In another dramatic turn of events, RGS Holdings has withdrawn its business rescue plan for Tongaat Hulett Limited (THL) ahead of Wednesday’s crucial creditors vote, claiming the process has been rigged in favour of Robert Gumede’s Vision consortium.
RGS and Vision had both submitted rescue plans to business rescue practitioners Metis, which were set to be voted on by creditors of the troubled sugar giant on Wednesday, but it is understood that the vote will now go ahead with only one bidder.
Tongaat entered voluntary business rescue in November 2022 after losing 95% of its value in a R3.5 billion accounting scandal over which former chief executive Peter Staude and a group of managers and accountants have been charged with fraud.
The process has seen both RGS and Tongaat’s creditors — including the South African Sugar Association and RCL Foods — turn to the courts ahead of Wednesday’s vote, which has been postponed several times.
On Tuesday, RGS executive chairperson Aquil Rajahussen wrote to Metis, informing them of the decision by the RGS board to withdraw its plan, which had, like Vision’s, been amended several times during the process.
Rajahussen said they had previously written to Metis expressing “serious concerns” about the way in which they had conducted the business rescue process at Tongaat Hulett.
The process had been repeatedly postponed, both over legal issues and to allow time for Vision to secure funding for a proposed buyout of Tongaat’s bank debt from a group of lender banks.
“In the RGS view the BRPs [business rescue practitioners] have not conducted themselves appropriately in accordance with their duties and obligations as business rescue practitioners, nor in the interests of THL and its stakeholders,” he wrote.
Rajahussen said that the BRPs had “consistently taken steps to place impediments in the way of RGS’s proposals and have been patently biassed in favour of the proposals put forward by the Vision Parties”.
“The [RGS] board simply does not trust that the BRPs are honest independent professionals in this process as they should be and believes that the BRPs will continue to work against RGS even if the RGS plan were to be adopted,” he added.

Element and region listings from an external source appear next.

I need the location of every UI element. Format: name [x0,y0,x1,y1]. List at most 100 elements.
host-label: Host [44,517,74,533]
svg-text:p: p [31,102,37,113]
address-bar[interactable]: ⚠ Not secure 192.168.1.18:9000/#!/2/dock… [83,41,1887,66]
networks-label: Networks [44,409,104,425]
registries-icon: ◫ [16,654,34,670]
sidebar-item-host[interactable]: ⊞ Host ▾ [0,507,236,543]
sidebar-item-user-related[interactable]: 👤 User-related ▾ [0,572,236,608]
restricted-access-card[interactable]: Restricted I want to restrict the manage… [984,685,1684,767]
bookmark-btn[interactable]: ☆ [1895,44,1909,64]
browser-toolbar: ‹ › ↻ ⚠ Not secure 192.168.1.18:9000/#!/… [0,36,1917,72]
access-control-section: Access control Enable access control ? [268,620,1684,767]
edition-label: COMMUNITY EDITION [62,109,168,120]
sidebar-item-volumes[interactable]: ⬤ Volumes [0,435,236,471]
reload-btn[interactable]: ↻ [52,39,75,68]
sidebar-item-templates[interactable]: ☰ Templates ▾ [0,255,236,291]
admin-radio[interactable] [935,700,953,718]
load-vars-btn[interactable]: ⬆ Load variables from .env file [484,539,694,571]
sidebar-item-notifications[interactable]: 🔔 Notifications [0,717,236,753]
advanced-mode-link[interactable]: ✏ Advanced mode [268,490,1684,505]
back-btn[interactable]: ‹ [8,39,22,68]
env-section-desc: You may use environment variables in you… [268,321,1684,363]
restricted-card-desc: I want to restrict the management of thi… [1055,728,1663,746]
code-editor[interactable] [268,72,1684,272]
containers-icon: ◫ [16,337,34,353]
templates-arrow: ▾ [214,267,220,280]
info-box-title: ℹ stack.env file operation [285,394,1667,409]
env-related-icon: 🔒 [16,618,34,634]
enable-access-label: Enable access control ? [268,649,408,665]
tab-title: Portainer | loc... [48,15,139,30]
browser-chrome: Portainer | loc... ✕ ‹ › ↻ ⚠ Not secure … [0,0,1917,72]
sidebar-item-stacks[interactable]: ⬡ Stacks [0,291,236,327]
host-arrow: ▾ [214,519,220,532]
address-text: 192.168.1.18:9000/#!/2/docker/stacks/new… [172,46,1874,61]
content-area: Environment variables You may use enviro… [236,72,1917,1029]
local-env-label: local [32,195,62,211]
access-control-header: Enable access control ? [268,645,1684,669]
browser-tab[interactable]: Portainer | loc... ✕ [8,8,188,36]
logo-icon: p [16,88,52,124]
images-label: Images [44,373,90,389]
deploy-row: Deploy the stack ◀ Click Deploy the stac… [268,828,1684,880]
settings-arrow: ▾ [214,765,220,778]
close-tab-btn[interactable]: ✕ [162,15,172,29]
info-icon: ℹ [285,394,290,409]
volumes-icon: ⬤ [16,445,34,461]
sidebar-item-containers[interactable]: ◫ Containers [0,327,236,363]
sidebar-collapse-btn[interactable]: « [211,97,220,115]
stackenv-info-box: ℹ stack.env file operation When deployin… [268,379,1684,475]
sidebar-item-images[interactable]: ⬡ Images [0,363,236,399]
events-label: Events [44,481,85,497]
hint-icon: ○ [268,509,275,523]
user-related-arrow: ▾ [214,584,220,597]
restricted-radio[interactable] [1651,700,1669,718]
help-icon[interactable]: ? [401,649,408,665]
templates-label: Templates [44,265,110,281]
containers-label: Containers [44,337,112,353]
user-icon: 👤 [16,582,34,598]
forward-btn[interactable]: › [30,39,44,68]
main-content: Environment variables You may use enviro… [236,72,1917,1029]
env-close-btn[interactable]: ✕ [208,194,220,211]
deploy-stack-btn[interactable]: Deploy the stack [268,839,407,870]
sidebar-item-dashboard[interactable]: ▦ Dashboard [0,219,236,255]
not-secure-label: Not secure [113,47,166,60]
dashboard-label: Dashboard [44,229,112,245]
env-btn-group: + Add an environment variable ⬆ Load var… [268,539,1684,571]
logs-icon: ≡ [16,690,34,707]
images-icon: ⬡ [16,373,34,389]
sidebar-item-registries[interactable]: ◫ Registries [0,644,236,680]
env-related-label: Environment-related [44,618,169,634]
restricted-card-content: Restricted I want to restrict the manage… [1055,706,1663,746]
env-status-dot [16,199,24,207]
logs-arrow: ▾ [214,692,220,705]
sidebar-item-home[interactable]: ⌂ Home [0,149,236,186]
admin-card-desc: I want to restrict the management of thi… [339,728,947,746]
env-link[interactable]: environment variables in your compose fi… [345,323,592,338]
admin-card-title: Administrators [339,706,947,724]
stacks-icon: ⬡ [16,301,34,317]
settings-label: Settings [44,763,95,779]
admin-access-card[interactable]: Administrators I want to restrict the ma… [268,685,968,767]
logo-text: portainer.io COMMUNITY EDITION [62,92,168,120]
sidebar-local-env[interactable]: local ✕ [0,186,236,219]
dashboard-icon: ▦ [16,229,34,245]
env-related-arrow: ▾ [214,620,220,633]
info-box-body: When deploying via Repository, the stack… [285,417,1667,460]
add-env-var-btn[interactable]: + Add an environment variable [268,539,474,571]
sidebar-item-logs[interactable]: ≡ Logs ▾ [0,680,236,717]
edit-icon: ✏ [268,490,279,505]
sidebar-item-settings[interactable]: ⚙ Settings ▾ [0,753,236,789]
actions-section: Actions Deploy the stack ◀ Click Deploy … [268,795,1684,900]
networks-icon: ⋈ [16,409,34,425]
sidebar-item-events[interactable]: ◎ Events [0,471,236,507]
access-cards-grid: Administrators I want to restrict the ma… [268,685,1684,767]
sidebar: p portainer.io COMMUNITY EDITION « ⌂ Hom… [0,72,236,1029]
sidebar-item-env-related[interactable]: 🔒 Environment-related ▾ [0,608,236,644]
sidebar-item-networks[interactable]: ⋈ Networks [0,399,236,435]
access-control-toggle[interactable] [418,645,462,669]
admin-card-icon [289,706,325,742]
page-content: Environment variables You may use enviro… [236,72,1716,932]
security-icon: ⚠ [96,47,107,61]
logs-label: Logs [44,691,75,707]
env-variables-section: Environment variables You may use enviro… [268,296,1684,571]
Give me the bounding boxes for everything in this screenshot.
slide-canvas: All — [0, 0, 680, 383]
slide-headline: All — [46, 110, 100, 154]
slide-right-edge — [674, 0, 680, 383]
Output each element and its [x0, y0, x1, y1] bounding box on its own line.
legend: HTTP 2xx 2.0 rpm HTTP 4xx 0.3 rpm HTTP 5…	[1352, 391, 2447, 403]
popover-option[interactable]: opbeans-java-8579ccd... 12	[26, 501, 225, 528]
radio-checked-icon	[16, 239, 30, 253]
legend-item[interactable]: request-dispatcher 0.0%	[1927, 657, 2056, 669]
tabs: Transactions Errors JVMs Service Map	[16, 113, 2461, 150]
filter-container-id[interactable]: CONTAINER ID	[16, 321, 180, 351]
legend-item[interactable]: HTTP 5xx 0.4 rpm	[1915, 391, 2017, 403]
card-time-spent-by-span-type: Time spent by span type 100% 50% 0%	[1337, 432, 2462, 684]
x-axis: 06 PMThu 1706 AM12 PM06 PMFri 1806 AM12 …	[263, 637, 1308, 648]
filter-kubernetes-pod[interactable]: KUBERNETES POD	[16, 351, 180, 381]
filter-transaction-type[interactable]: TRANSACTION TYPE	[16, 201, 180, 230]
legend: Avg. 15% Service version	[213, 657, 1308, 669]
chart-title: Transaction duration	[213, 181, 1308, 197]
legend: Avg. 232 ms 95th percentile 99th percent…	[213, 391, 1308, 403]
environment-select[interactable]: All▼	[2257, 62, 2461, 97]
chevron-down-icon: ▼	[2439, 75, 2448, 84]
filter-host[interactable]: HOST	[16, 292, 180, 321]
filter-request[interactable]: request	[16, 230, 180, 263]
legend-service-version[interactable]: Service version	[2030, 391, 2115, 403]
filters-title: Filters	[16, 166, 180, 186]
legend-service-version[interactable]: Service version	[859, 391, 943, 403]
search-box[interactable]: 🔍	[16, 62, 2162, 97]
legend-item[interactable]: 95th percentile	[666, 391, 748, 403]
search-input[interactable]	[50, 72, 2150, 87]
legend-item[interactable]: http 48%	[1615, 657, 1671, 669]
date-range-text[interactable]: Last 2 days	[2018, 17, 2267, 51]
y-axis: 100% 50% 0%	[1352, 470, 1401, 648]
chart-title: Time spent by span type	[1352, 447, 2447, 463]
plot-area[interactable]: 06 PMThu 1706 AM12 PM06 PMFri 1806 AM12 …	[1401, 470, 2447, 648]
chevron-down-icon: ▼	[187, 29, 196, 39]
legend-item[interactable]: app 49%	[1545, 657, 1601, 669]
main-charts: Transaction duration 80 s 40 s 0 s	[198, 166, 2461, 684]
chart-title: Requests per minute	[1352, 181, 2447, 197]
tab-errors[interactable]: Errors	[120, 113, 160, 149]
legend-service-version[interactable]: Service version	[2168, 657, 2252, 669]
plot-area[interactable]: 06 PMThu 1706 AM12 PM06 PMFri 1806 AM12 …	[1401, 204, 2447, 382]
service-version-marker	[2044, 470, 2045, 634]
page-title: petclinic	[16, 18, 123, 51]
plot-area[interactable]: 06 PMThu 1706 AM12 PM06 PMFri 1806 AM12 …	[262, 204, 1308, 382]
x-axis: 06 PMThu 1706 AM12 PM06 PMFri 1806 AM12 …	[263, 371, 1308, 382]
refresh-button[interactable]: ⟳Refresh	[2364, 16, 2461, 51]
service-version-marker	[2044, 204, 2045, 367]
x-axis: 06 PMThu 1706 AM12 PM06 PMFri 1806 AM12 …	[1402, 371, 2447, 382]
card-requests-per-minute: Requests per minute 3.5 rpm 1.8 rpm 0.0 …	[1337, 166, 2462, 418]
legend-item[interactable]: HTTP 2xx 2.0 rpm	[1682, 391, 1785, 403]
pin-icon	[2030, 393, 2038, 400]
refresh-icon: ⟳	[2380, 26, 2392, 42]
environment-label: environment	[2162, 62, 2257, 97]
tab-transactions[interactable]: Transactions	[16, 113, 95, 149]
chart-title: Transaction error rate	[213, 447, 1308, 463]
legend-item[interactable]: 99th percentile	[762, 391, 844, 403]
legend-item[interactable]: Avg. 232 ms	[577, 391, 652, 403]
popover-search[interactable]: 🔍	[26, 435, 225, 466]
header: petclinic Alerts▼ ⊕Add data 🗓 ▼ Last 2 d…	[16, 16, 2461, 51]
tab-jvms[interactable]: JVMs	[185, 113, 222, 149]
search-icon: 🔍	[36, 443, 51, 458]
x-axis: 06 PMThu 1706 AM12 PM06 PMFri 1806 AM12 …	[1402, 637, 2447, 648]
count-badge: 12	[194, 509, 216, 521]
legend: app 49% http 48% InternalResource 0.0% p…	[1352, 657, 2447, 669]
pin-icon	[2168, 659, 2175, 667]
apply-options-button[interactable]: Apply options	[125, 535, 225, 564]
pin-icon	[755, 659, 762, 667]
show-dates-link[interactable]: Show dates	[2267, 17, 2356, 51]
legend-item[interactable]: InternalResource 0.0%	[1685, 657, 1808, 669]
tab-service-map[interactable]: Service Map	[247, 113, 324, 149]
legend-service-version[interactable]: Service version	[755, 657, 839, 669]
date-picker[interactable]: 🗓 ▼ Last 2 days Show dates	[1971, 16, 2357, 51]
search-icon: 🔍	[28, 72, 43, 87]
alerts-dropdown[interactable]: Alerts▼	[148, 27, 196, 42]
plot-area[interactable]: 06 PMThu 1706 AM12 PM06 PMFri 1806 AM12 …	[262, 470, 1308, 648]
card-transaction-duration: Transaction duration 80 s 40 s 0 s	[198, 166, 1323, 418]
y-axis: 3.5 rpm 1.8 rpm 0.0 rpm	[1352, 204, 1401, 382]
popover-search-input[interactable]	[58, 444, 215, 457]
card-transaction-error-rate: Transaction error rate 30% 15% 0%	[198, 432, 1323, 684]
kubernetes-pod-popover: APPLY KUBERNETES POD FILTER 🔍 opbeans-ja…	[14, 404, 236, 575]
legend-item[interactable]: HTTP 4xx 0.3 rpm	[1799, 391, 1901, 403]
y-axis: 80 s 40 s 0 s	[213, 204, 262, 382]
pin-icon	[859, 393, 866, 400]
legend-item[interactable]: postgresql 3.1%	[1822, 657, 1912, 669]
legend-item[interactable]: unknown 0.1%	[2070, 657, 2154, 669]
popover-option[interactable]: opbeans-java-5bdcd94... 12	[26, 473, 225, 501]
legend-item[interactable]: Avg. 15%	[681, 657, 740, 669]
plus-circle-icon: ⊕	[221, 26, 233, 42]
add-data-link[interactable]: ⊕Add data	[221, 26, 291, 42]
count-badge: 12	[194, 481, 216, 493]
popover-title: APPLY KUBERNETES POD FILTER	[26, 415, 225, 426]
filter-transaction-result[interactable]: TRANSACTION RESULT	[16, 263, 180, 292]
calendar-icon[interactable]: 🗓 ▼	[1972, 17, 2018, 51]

Rajahussen said the BRPs had used confidential information in an amended RGS bid to assist Vision in addressing deficiencies in its rescue plan, and had also leaked information to the media to try to discredit RGS and its proposals.
In the face of this “hostile” action by the BRPs, the RGS board could not “risk” paying R2 billion to the group of banks holding R8 billion in Tongaat debt, prior to the conclusion of the transaction.
Because of the risk of Vision going to court if RGS was successful — and the likelihood of the BRPs “actively working” to assist Vision or to delay the implementation of the RGS plan — the company would not make any payment to the banks before the transaction was concluded.
Given that the banks would not accept this, it was “more appropriate” that RGS withdraw at this point, he said.
Rajahussen said RGS believed that it had presented a rescue plan that was “more advantageous” to all stakeholders and that it would have been a better partner for the local sugar industry.
“Had the process been run fairly and independently and in the interests of the THL and its stakeholders, RGS is firmly of the view that the RGS BR plan would have been the only one of the two plans up for consideration at the meeting,” he said.
A spokesperson for Metis denied the allegations that they had rigged the process in favour of Vision.
“The BRPs strongly refute the baseless allegations made in the letter that was directed at them. These allegations will be dealt with at the appropriate time,’ the spokesperson said.